Soak the potatoes in ice-cold water for 1 hour, drain, and pat completely dry. If you are in a hurry, only run the cold water over the potatoes and dry carefully with paper towel.
Heat the oil in a deep fryer or deep skillet to 325F. Fry the potatoes, in small batches, for approx 2 minutes.Do not over fry at this point as you will be frying them again.
Lift the fries carefully from the hot oil with a slotted and drain on fresh kitchen paper towels.
Reheat the oil back to 375F. Fry the potatoes for a second time, again in batches, for 1 1/2 minutes.
Drain the fries on baking sheets lined with fresh kitchen paper towels then quickly divide them between hot servings plates or bowls. Sparingly drizzle truffle oil over them (be careful not to add too much oil or you will only drown them in the intense flavor of truffle - not good) and then season with a sprinkle of Parmesan cheese.The fries should not need any further seasoning. Enjoy.
Notes on Parmesan Truffle Fries:
To create the very best truffle fries use the best truffle oil you can. The cheaper truffle oil will be made using a synthetic flavouring, not a real truffle.
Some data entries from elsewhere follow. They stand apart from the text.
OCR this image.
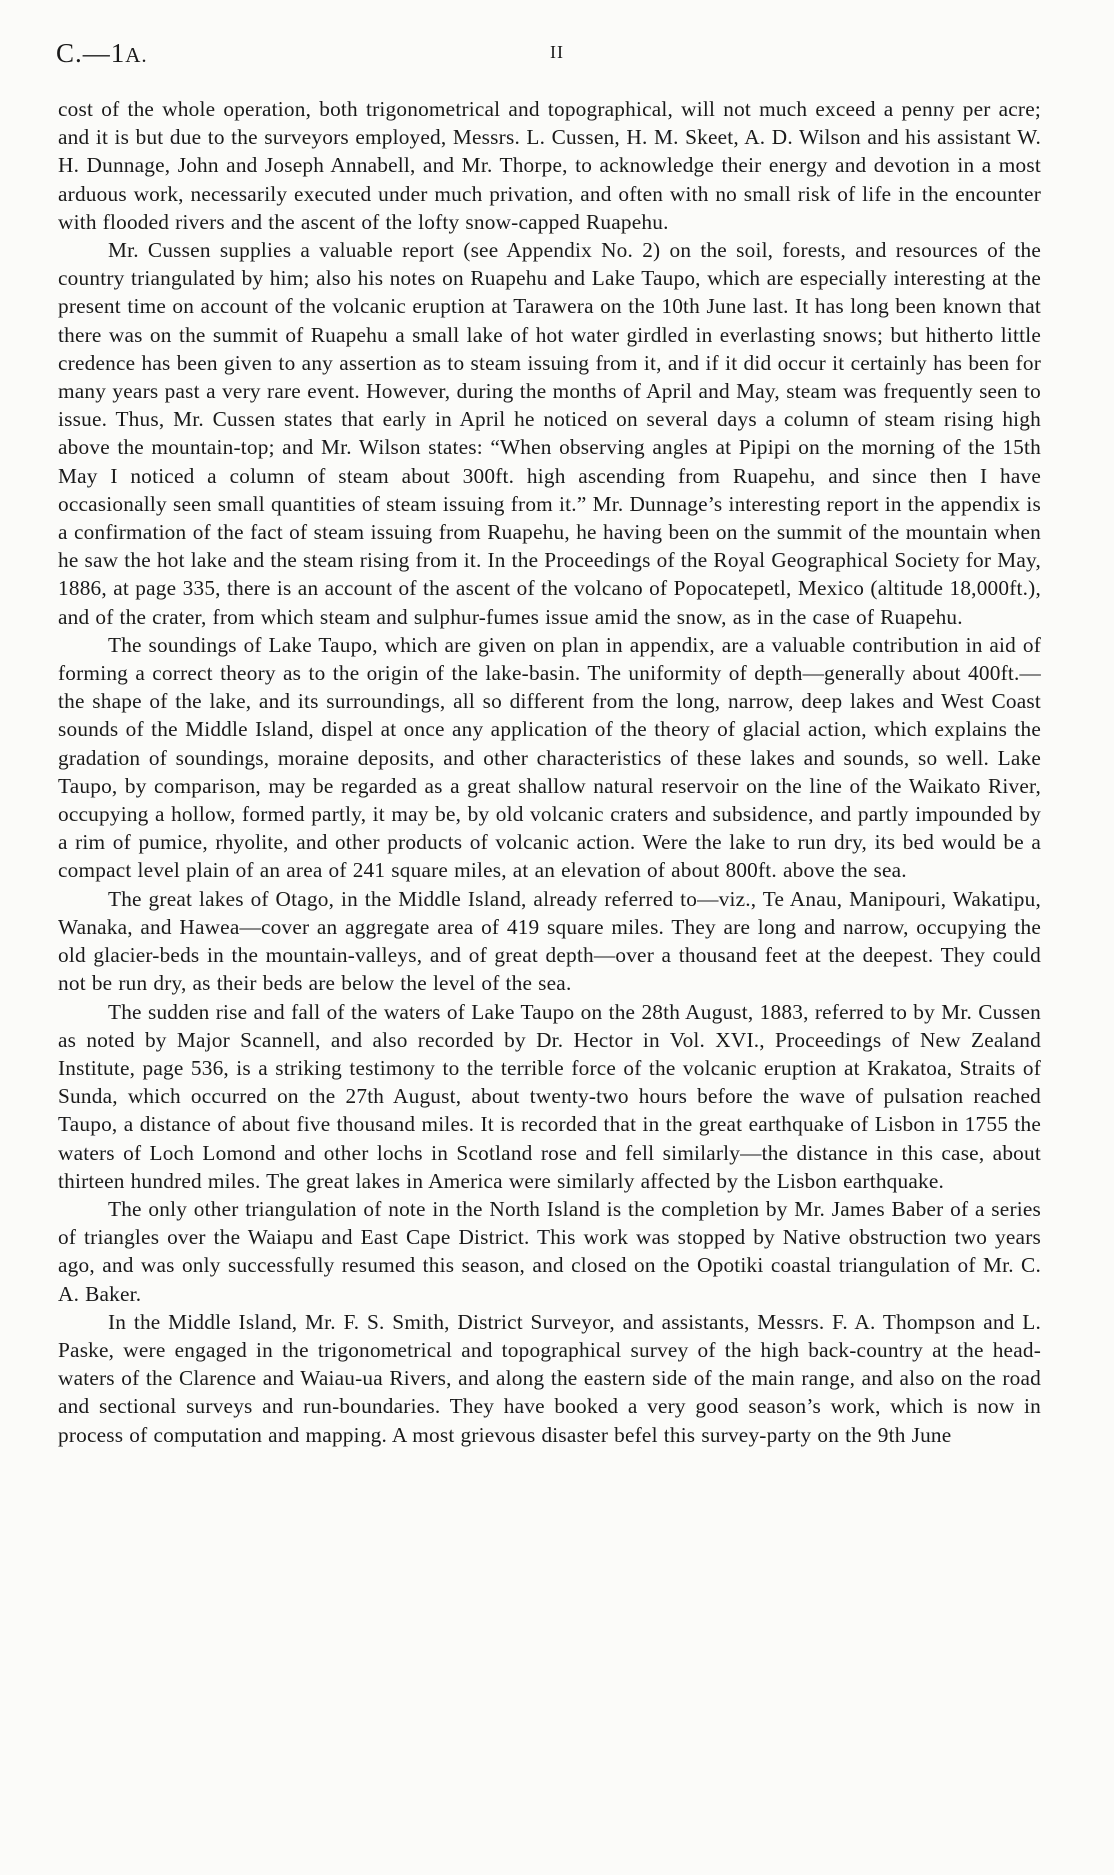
C.—1A.	II

cost of the whole operation, both trigonometrical and topographical, will not much exceed a penny per acre; and it is but due to the surveyors employed, Messrs. L. Cussen, H. M. Skeet, A. D. Wilson and his assistant W. H. Dunnage, John and Joseph Annabell, and Mr. Thorpe, to acknowledge their energy and devotion in a most arduous work, necessarily executed under much privation, and often with no small risk of life in the encounter with flooded rivers and the ascent of the lofty snow-capped Ruapehu.

Mr. Cussen supplies a valuable report (see Appendix No. 2) on the soil, forests, and resources of the country triangulated by him; also his notes on Ruapehu and Lake Taupo, which are especially interesting at the present time on account of the volcanic eruption at Tarawera on the 10th June last. It has long been known that there was on the summit of Ruapehu a small lake of hot water girdled in everlasting snows; but hitherto little credence has been given to any assertion as to steam issuing from it, and if it did occur it certainly has been for many years past a very rare event. However, during the months of April and May, steam was frequently seen to issue. Thus, Mr. Cussen states that early in April he noticed on several days a column of steam rising high above the mountain-top; and Mr. Wilson states: “When observing angles at Pipipi on the morning of the 15th May I noticed a column of steam about 300ft. high ascending from Ruapehu, and since then I have occasionally seen small quantities of steam issuing from it.” Mr. Dunnage’s interesting report in the appendix is a confirmation of the fact of steam issuing from Ruapehu, he having been on the summit of the mountain when he saw the hot lake and the steam rising from it. In the Proceedings of the Royal Geographical Society for May, 1886, at page 335, there is an account of the ascent of the volcano of Popocatepetl, Mexico (altitude 18,000ft.), and of the crater, from which steam and sulphur-fumes issue amid the snow, as in the case of Ruapehu.

The soundings of Lake Taupo, which are given on plan in appendix, are a valuable contribution in aid of forming a correct theory as to the origin of the lake-basin. The uniformity of depth—generally about 400ft.—the shape of the lake, and its surroundings, all so different from the long, narrow, deep lakes and West Coast sounds of the Middle Island, dispel at once any application of the theory of glacial action, which explains the gradation of soundings, moraine deposits, and other characteristics of these lakes and sounds, so well. Lake Taupo, by comparison, may be regarded as a great shallow natural reservoir on the line of the Waikato River, occupying a hollow, formed partly, it may be, by old volcanic craters and subsidence, and partly impounded by a rim of pumice, rhyolite, and other products of volcanic action. Were the lake to run dry, its bed would be a compact level plain of an area of 241 square miles, at an elevation of about 800ft. above the sea.

The great lakes of Otago, in the Middle Island, already referred to—viz., Te Anau, Manipouri, Wakatipu, Wanaka, and Hawea—cover an aggregate area of 419 square miles. They are long and narrow, occupying the old glacier-beds in the mountain-valleys, and of great depth—over a thousand feet at the deepest. They could not be run dry, as their beds are below the level of the sea.

The sudden rise and fall of the waters of Lake Taupo on the 28th August, 1883, referred to by Mr. Cussen as noted by Major Scannell, and also recorded by Dr. Hector in Vol. XVI., Proceedings of New Zealand Institute, page 536, is a striking testimony to the terrible force of the volcanic eruption at Krakatoa, Straits of Sunda, which occurred on the 27th August, about twenty-two hours before the wave of pulsation reached Taupo, a distance of about five thousand miles. It is recorded that in the great earthquake of Lisbon in 1755 the waters of Loch Lomond and other lochs in Scotland rose and fell similarly—the distance in this case, about thirteen hundred miles. The great lakes in America were similarly affected by the Lisbon earthquake.

The only other triangulation of note in the North Island is the completion by Mr. James Baber of a series of triangles over the Waiapu and East Cape District. This work was stopped by Native obstruction two years ago, and was only successfully resumed this season, and closed on the Opotiki coastal triangulation of Mr. C. A. Baker.

In the Middle Island, Mr. F. S. Smith, District Surveyor, and assistants, Messrs. F. A. Thompson and L. Paske, were engaged in the trigonometrical and topographical survey of the high back-country at the head-waters of the Clarence and Waiau-ua Rivers, and along the eastern side of the main range, and also on the road and sectional surveys and run-boundaries. They have booked a very good season’s work, which is now in process of computation and mapping. A most grievous disaster befel this survey-party on the 9th June
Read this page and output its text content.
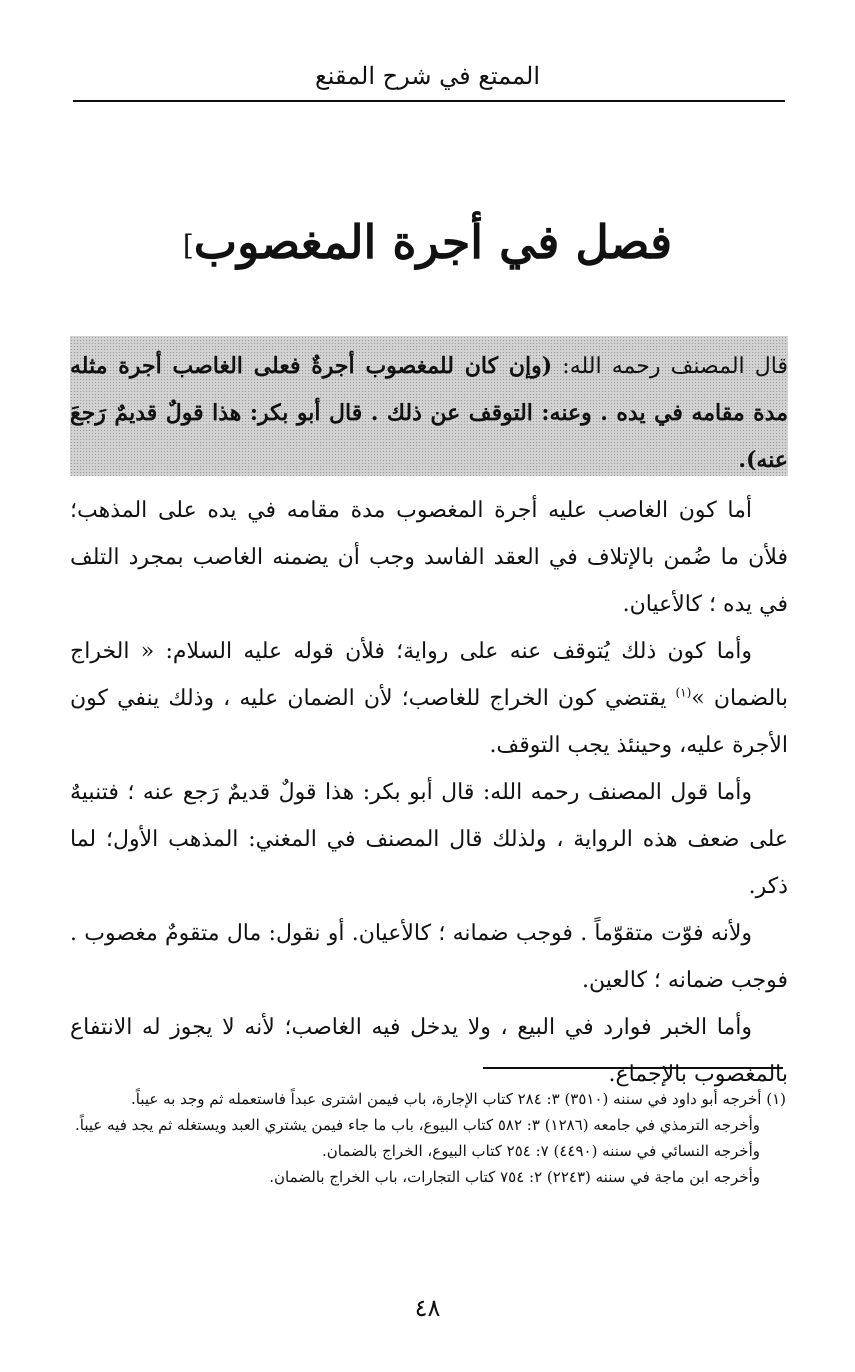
الممتع في شرح المقنع
فصل في أجرة المغصوب]
قال المصنف رحمه الله: (وإن كان للمغصوب أجرةٌ فعلى الغاصب أجرة مثله مدة مقامه في يده . وعنه: التوقف عن ذلك . قال أبو بكر: هذا قولٌ قديمٌ رَجعَ عنه).

أما كون الغاصب عليه أجرة المغصوب مدة مقامه في يده على المذهب؛ فلأن ما ضُمن بالإتلاف في العقد الفاسد وجب أن يضمنه الغاصب بمجرد التلف في يده ؛ كالأعيان.

وأما كون ذلك يُتوقف عنه على رواية؛ فلأن قوله عليه السلام: « الخراج بالضمان »$^{(١)}$ يقتضي كون الخراج للغاصب؛ لأن الضمان عليه ، وذلك ينفي كون الأجرة عليه، وحينئذ يجب التوقف.

وأما قول المصنف رحمه الله: قال أبو بكر: هذا قولٌ قديمٌ رَجع عنه ؛ فتنبيهٌ على ضعف هذه الرواية ، ولذلك قال المصنف في المغني: المذهب الأول؛ لما ذكر.

ولأنه فوّت متقوّماً . فوجب ضمانه ؛ كالأعيان. أو نقول: مال متقومٌ مغصوب . فوجب ضمانه ؛ كالعين.

وأما الخبر فوارد في البيع ، ولا يدخل فيه الغاصب؛ لأنه لا يجوز له الانتفاع بالمغصوب بالإجماع.

(١) أخرجه أبو داود في سننه (٣٥١٠) ٣: ٢٨٤ كتاب الإجارة، باب فيمن اشترى عبداً فاستعمله ثم وجد به عيباً.

وأخرجه الترمذي في جامعه (١٢٨٦) ٣: ٥٨٢ كتاب البيوع، باب ما جاء فيمن يشتري العبد ويستغله ثم يجد فيه عيباً.

وأخرجه النسائي في سننه (٤٤٩٠) ٧: ٢٥٤ كتاب البيوع، الخراج بالضمان.

وأخرجه ابن ماجة في سننه (٢٢٤٣) ٢: ٧٥٤ كتاب التجارات، باب الخراج بالضمان.

٤٨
Sorry, price really is the determining factor here.
As mentioned in the intro, not use pre-grated Parmesan, this is often (not always) the rind of the cheese which is grated up so not the best to be using also pre-grated will always taste stale, only the freshest grating will work for this recipe.
The way to ensure you have the best is to buy a piece of Parmesan and grate yourself only when needed.
This Parmesan-truffled fries recipe makes four large or six small servings.